Il medico di famiglia assicura le seguenti prestazioni:

  • visita medica ambulatoriale e domiciliare;
  • prescrizione di farmaci, richieste di visite specialistiche e di accertamenti diagnostici sia strumentali sia di laboratorio;
  • proposta di ricovero alla struttura ospedaliera;
  • proposte di cure domiciliari alternative al ricovero;
  • rilascio gratuito dei seguenti certificati medici previsti dagli accordi nazionali: a) certificati di riammissione a scuola dopo malattia; b) certificazione di idoneità allo svolgimento di attività sportiva non agonistica solo in ambito scolastico; c) certificati di malattia per i lavoratori;
  • a sua discrezione, alcune prestazioni di particolare impegno professionale (ad es. suture di ferite superficiali, rimozione di punti di sutura, medicazioni, vaccini, ecc.). Se non lo ritiene, tuttavia, il medico di base può farsi pagare per tali prestazioni.

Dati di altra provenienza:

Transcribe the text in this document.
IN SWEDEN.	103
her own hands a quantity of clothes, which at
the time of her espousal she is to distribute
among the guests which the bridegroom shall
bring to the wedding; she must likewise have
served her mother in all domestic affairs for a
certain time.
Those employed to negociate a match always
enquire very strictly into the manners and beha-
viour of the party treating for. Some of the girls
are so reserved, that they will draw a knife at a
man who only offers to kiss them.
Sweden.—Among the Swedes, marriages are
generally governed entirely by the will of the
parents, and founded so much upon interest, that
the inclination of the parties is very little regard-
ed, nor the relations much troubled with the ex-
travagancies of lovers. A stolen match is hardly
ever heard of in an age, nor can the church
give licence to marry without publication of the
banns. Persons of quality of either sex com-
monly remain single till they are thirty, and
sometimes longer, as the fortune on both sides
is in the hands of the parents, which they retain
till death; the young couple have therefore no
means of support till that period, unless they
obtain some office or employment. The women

Attività del medico di base a pagamento

Alcuni certificati medici, come quelli sottoelencati, sono a pagamento e il tariffario è esposto nell’ambulatorio medico:

  • certificazioni di invalidità civile o di infortunio sul lavoro;
  • certificazioni di idoneità allo svolgimento di attività sportive non agonistiche;
  • prestazioni non comprese nei compiti e nelle attività previste dall’accordo
  • collettivo nazionale dei Medici di medicina generale ovvero le prestazioni
  • richieste e svolte in fasce orarie notturne prefestive e festive;
  • visite ambulatoriali e domiciliari occasionali effettuate da un medico di famiglia che non è il proprio.